I discuss some of them with Daniel today, let's look at what was said.

A risky business.

Why is it a risky business? Yeah, it can be a really risky business.

The first risk is about making a good decision about who to borrow money from.

It may appear that the banks make a tiny profit, but there are some lenders out there who are less reputable that charge interest rates into the hundreds.

Can you imagine paying a hundred percent interest? Whoa, so I'd have to pay back 200 pounds? Double what I borrowed? Yeah, if you borrowed it over a year.

Some are even higher than that.

It's a good job that I can't borrow until I'm 18, then.

It sounds like a bit of a minefield to me.

Yes, it is, but there's plenty of good advice out there about borrowing, and you can always ask someone you really trust.

It's really important you do your research before taking out any loans to make sure you can afford it.

Also, what do you think might happen if you can't afford to pay back the loan that you take out? I suppose they'd take back the items you bought with the money in the first place.

Yeah, that's right, but don't forget that if it doesn't cover the money that you borrowed, all the money you owe, they could take other items that you own to help pay it back.

Some people have lost their car or even their house as a result of not being able to pay loans.

Oh, my word, that sounds pretty grim.

So what you're saying is there's some great things about taking out a loan.

Not only you get the item now, don't have to wait, but there's also some pretty big risks.

Exactly.

So how do you think you'd feel if you had to take out a loan yourself? Pretty mixed emotions, I guess.

Perhaps we should get the children to think about that and create a feelings map, documenting how they would feel? What a great idea as usual.

Well done, Daniel.

So children, to our last task for today, I'd like you to create a feelings map.

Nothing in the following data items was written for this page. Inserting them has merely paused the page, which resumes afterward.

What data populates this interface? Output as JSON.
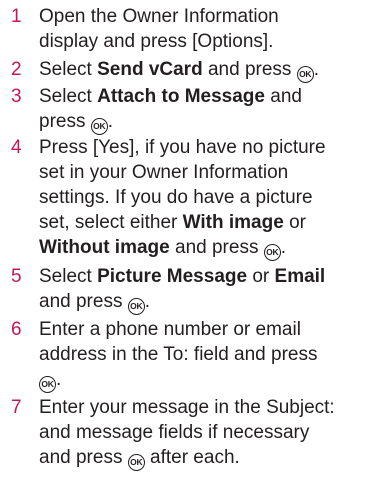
{
  "accent_color": "#c2185b",
  "text_color": "#231f20",
  "ok_key_text": "OK",
  "steps": [
    {
      "num": "1",
      "l1": "Open the Owner Information",
      "l2": "display and press [Options]."
    },
    {
      "num": "2",
      "pre": "Select ",
      "b1": "Send vCard",
      "post": " and press "
    },
    {
      "num": "3",
      "pre": "Select ",
      "b1": "Attach to Message",
      "post": " and",
      "l2": "press "
    },
    {
      "num": "4",
      "l1": "Press [Yes], if you have no picture",
      "l2": "set in your Owner Information",
      "l3": "settings. If you do have a picture",
      "l4pre": "set, select either ",
      "b1": "With image",
      "l4post": " or",
      "b2": "Without image",
      "l5post": " and press "
    },
    {
      "num": "5",
      "pre": "Select ",
      "b1": "Picture Message",
      "mid": " or ",
      "b2": "Email",
      "l2": "and press "
    },
    {
      "num": "6",
      "l1": "Enter a phone number or email",
      "l2": "address in the To: field and press"
    },
    {
      "num": "7",
      "l1": "Enter your message in the Subject:",
      "l2": "and message fields if necessary",
      "l3pre": "and press ",
      "l3post": " after each."
    }
  ]
}
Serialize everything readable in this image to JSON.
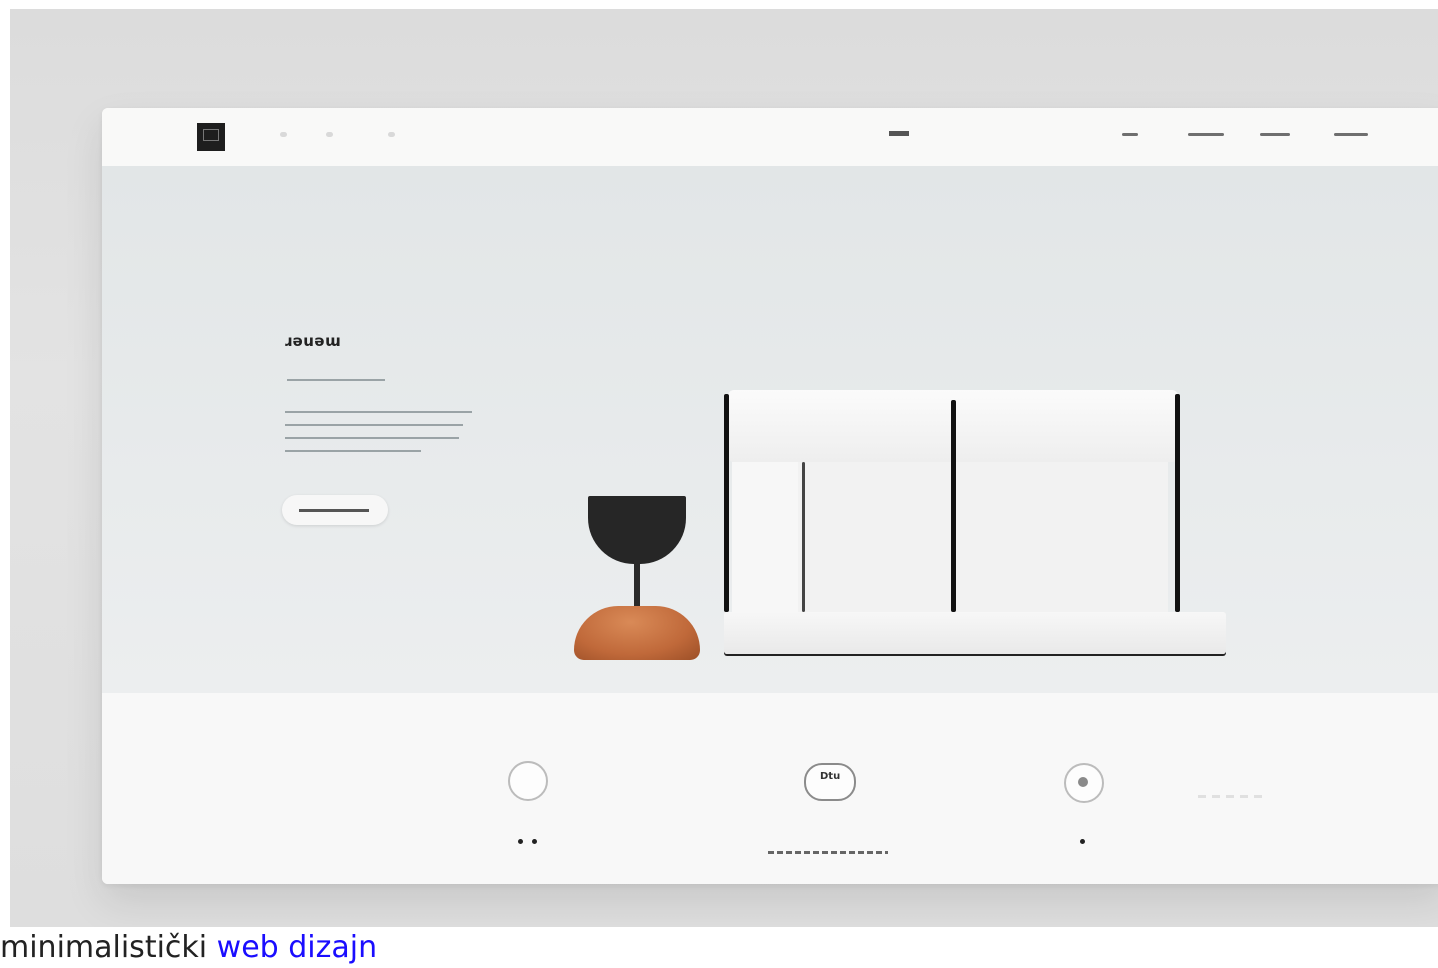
{
  "hero": {
    "title": "ɹǝuǝɯ"
  },
  "features": {
    "badge_label": "Dtu"
  },
  "caption": {
    "text": "minimalistički",
    "link": "web dizajn"
  },
  "colors": {
    "accent_terracotta": "#c0693a",
    "dark": "#262626",
    "link": "#1a0dff"
  }
}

A feelings map is going to detail your thoughts, your feelings, and your emotions in relation to taking out a loan.

I'm sure there'd be some really positive and exciting ones about getting that new item here and now, but there may be also be some nerves or anticipation, some anxiety in relation to taking the loan out in the first place.

I asked Daniel to create a feelings map himself.

So on the next side, we'll look at the waggle that he produced for us.

Here is Daniel's waggle in relation to our thoughts and feelings map.

Now he's put bank loan in the centre of his page because that's what his thoughts and feelings are about.

And he sort of separated this page into two halves.

On the right hand side, he's got his worries and his concerns, and there's some bubbles there with some key words in relation to his worries and his concerns.

He's drawn a couple of pictures too.

And then on the left hand side, he's written down some positives.

And again, he's linked that with some words that might describe how we might feel about being really happy.

So if you look at the right hand side, we've got, will he be able to afford it? What might happen if he can't? And there's some words there that describe how he might feel.

He's a little bit worried, a bit anxious about taking the loan out.

He also talks about the fact that you're not too sure about which interest rate would be the best one, which bank to go to, which lenders should he use.

So he's a little bit confused and nervous about it, but there are some real positives to getting a loan, so he's mentioned those, too.

He'll be able to get it now, it's going to make him really happy, and he doesn't have to wait.

So he's going to feel fulfilled.

He's going to feel really happy.

And there's some things that he can do to make sure that bank loan gets paid off really, really effectively.

So for example, he's talked about the fact that he can do some research so he's going to remain focused.

He'd be able to plan his incomings and his outcomings to make sure that he can afford the loan.

So there is Daniel's thoughts and feelings map.

I'd like you to have a go at it yourself.

Put yourself in the position of someone who's going to be taken out a loan.

There's some positives and some negatives.

How would you feel? Let's get all those thoughts, feelings, and emotions down on a page, plenty of drawings, plenty of colour, plenty of words that use to describe how you would feel.

Have fun doing it, and I'll look forward to seeing some of your work.